Don Epifanio Vargas shrugged. "What had to happen," he said.
She looked at the bodyguard standing at the door, AK-47 in hand, silent as a shadow or a ghost. Just because you'd traded in drugs for pharmaceuticals and politics didn't mean you didn't take the usual precautions. The other backup was outside, also armed. They'd given the night watchman two hundred pesos to take off early. Don Epifanio looked at the gym bag Teresa had set on the floor, between her feet, and then at the Double Eagle in her lap.
"Your man had been tempting fate a long time, Teresita. It had to come sooner or later."
"Is he really dead?"
"Of course he's dead. They caught him up in the sierra… It wasn't soldiers, or Federales, or anybody. It was his own people."
"Who?"
"What difference does it make? You know what kind of deals Guero was doing. He got caught playing both sides. And somebody finally blew the whistle on him."
The cigar's ember glowed red again. Don Epifanio opened the notebook. He held it in the candlelight, turning pages randomly. "You read what's in here?"
"I just brought it to you, like he told me. I don't know anything about these things."
Don Epifanio nodded, reflectively. He seemed uncomfortable. "Poor Guero got what he'd been looking for," he concluded.
She was staring straight ahead, into the chapel's shadows, where ex votos and dry flowers were hanging. "Poor Guero my ass," she suddenly said. "That pig never thought about what would happen to me."
She'd kept her voice from shaking. Still staring into the shadows, she sensed that don Epifanio had turned to look at her.
"You're lucky," she heard him say. "For the time being, you're alive."
He sat like that a while longer. Studying her. The smell of the cigar mingled with the fragrance of the candles and the cone of incense burning slowly in a censer next to the bust of the sainted bandit. "What do you plan to do?" he asked at last.
"I don't know." Now it was Teresa's turn to shrug. "Guero said you'd help me. 'Give it to him and ask him to help you.' That's what he said."
"Guero was always an optimist."
The hollow feeling in her stomach got worse. The waxy smell of candles, the flickering lights before St. Malverde. Humid, hot. Suddenly she felt an unbearable sense of anxiety, and of trepidation. She repressed the urge to
jump up, knock over the burning candles, get out, get air. Run again, if they'd still let her. But when she looked up, she saw that the other Teresa Mendoza was sitting across from her, watching her. Or maybe it was she herself sitting there, silently, looking at the frightened woman leaning forward on the pew next to don Epifanio, with a useless pistol in her lap. "He loved you," she heard herself say.
Don Epifanio moved uneasily in his seat.

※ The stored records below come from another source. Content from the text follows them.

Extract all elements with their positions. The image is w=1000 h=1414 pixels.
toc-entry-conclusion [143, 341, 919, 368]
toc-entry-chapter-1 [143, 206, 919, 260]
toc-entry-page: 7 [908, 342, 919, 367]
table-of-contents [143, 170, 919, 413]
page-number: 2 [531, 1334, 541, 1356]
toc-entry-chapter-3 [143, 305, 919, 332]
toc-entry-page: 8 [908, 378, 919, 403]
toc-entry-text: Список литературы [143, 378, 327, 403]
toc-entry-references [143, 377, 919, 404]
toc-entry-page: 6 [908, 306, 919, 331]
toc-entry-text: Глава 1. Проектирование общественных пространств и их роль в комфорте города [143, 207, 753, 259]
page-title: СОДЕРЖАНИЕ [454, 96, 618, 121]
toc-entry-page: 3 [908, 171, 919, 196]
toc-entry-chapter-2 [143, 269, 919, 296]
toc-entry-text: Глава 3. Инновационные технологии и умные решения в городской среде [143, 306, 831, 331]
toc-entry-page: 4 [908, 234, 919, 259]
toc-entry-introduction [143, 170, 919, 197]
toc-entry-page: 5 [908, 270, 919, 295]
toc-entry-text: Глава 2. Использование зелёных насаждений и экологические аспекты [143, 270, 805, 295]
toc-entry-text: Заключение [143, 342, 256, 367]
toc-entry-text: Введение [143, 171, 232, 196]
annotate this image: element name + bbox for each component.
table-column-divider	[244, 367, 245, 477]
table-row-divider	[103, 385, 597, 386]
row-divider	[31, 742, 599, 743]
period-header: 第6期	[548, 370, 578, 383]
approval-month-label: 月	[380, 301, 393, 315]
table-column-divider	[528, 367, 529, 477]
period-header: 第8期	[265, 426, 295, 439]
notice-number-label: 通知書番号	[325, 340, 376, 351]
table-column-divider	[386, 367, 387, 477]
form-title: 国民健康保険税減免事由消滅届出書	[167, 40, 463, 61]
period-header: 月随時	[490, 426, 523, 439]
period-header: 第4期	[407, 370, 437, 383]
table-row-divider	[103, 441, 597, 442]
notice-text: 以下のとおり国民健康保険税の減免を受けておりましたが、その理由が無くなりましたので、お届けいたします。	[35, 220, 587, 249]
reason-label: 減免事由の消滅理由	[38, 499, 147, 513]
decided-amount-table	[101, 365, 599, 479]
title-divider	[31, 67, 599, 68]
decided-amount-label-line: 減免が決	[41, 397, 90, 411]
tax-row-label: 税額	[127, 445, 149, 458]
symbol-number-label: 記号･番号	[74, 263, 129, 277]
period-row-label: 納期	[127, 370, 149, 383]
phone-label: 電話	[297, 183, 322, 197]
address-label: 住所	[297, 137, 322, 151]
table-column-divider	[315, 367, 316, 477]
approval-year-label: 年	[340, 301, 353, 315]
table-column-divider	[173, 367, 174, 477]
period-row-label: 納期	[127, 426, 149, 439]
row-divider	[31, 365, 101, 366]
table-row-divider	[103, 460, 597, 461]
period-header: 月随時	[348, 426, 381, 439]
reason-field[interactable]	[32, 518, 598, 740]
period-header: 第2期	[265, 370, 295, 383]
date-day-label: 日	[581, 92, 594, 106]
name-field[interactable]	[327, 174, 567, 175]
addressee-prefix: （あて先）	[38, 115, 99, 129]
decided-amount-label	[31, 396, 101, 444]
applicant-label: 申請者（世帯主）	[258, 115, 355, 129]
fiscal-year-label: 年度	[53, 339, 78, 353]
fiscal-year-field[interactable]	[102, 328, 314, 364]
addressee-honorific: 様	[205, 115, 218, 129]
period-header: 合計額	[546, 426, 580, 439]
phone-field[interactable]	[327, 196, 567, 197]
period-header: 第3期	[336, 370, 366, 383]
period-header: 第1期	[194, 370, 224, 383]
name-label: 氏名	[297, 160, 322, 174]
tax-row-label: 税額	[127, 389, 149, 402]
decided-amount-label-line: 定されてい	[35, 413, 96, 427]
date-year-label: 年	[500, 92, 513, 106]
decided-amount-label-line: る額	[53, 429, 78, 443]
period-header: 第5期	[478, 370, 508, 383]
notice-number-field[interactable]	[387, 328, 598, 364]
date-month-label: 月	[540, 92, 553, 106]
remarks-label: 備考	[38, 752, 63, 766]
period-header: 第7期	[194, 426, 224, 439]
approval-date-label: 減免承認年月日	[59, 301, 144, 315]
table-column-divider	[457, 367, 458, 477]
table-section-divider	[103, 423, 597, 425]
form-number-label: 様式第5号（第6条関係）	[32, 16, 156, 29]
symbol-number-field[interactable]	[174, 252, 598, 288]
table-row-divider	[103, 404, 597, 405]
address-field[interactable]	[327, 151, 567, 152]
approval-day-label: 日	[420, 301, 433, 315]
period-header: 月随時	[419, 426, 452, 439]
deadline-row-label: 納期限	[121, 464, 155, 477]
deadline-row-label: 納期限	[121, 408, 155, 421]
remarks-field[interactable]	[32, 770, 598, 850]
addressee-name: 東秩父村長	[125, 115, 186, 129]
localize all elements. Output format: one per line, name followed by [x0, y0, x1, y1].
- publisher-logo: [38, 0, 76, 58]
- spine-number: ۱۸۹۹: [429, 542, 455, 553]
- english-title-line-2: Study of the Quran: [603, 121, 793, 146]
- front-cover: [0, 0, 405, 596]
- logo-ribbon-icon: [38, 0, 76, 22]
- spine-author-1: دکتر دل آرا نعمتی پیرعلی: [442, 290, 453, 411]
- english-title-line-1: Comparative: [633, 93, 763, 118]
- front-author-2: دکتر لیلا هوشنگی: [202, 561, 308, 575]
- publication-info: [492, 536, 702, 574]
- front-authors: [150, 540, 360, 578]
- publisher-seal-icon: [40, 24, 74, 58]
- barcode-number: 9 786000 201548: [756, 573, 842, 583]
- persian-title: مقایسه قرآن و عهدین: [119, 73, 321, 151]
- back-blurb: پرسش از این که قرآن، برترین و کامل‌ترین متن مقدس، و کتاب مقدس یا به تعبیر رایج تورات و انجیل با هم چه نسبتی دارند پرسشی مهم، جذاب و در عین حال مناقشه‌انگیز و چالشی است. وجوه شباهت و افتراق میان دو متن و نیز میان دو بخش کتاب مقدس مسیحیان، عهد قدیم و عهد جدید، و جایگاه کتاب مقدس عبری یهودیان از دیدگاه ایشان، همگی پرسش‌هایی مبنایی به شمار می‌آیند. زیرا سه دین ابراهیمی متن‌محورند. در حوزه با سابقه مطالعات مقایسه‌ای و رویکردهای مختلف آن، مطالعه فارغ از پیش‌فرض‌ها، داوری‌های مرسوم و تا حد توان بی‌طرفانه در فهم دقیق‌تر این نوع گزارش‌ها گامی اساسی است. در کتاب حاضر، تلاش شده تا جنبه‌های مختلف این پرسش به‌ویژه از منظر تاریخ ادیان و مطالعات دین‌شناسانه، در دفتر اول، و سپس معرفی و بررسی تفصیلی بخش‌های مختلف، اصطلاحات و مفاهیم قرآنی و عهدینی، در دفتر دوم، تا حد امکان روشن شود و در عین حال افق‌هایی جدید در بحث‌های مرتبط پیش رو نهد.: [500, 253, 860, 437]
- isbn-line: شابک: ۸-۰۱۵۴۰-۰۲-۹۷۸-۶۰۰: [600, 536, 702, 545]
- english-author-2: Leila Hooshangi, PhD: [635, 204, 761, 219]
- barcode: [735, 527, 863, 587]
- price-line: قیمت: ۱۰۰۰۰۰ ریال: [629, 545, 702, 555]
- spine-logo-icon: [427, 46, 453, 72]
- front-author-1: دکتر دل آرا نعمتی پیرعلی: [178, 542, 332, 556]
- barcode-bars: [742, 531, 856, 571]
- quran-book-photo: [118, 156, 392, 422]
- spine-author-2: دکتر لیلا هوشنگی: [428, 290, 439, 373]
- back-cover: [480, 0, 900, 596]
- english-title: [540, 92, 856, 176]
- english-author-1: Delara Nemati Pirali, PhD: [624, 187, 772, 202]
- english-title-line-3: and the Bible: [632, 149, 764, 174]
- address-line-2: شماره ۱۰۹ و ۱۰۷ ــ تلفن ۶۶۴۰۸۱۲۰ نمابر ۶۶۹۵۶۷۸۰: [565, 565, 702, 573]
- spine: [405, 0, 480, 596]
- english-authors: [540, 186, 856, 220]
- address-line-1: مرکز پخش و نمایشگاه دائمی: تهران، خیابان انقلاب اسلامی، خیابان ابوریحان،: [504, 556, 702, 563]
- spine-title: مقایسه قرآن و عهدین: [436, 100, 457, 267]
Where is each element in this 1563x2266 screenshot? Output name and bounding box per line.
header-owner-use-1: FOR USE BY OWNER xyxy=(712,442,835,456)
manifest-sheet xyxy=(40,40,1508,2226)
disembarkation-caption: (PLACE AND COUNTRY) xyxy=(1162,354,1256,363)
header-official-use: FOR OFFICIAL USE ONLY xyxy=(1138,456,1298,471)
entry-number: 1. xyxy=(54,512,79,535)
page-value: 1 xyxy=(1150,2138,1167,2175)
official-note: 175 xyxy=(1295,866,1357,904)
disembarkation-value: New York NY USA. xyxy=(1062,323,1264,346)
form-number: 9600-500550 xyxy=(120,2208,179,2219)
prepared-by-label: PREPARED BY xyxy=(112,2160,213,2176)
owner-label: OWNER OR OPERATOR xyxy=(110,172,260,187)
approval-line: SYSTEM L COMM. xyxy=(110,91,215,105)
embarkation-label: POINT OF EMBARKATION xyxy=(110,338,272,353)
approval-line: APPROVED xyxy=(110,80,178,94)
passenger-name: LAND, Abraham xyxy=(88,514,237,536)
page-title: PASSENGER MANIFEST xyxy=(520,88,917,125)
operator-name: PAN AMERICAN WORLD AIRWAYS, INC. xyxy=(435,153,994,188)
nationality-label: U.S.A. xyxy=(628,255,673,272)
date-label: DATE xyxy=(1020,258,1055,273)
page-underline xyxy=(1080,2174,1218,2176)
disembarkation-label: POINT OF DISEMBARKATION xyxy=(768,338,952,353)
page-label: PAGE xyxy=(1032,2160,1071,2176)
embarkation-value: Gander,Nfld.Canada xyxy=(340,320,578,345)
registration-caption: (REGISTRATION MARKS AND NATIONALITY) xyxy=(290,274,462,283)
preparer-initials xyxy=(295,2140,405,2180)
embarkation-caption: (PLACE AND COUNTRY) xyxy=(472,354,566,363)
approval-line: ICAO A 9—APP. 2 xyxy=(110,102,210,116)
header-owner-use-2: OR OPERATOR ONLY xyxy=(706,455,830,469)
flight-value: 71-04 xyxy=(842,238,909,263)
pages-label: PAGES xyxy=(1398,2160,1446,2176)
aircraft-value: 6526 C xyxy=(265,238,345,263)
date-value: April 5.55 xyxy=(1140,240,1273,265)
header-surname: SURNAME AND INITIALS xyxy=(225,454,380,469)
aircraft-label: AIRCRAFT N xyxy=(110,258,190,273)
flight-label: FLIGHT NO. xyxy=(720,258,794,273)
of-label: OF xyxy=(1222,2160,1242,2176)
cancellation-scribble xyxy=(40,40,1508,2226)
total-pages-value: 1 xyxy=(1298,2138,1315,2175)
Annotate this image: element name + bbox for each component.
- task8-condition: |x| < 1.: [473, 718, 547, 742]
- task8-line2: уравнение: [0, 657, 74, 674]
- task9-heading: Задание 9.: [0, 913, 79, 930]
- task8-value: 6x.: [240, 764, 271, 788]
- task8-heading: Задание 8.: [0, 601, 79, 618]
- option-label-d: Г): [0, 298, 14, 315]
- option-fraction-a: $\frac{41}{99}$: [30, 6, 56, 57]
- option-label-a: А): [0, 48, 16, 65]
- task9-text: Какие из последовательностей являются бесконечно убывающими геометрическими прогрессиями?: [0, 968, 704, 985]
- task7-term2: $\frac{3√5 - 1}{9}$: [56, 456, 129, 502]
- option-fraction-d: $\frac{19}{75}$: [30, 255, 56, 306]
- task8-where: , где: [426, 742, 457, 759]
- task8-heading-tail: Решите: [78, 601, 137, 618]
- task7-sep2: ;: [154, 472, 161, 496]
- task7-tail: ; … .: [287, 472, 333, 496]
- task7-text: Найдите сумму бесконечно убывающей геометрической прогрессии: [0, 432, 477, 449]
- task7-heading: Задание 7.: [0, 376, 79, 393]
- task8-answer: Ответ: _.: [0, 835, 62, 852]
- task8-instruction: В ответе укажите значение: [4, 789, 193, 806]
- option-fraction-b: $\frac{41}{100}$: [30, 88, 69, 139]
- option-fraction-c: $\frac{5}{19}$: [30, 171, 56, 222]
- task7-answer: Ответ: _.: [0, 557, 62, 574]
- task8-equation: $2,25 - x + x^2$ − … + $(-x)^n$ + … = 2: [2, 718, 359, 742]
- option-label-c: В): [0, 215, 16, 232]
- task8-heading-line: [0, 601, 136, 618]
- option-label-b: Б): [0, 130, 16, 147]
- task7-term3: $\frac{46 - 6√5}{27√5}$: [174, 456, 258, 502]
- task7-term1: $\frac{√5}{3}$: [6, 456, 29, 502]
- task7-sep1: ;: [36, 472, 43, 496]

A decent man, Guero had always said.
"And I loved him." Don Epifanio was speaking very softly, as though he didn't want the bodyguard at the door to hear him talk about emotions. "And you, too… but those stupid runs of his put you in a tough spot."
"I need help."
"I can't get mixed up in this." "You have a lot of power."
She heard him cluck his tongue in discouragement and impatience. In this business, don Epifanio explained, still speaking softly, power was relative, ephemeral, subject to complicated rules. And he had kept his power, he said, because he didn't go sticking his nose in other people's business. Guero didn't work for him anymore; this was between him and his new bosses. And those people mocharon parejo-they took out everybody, wiped the slate clean.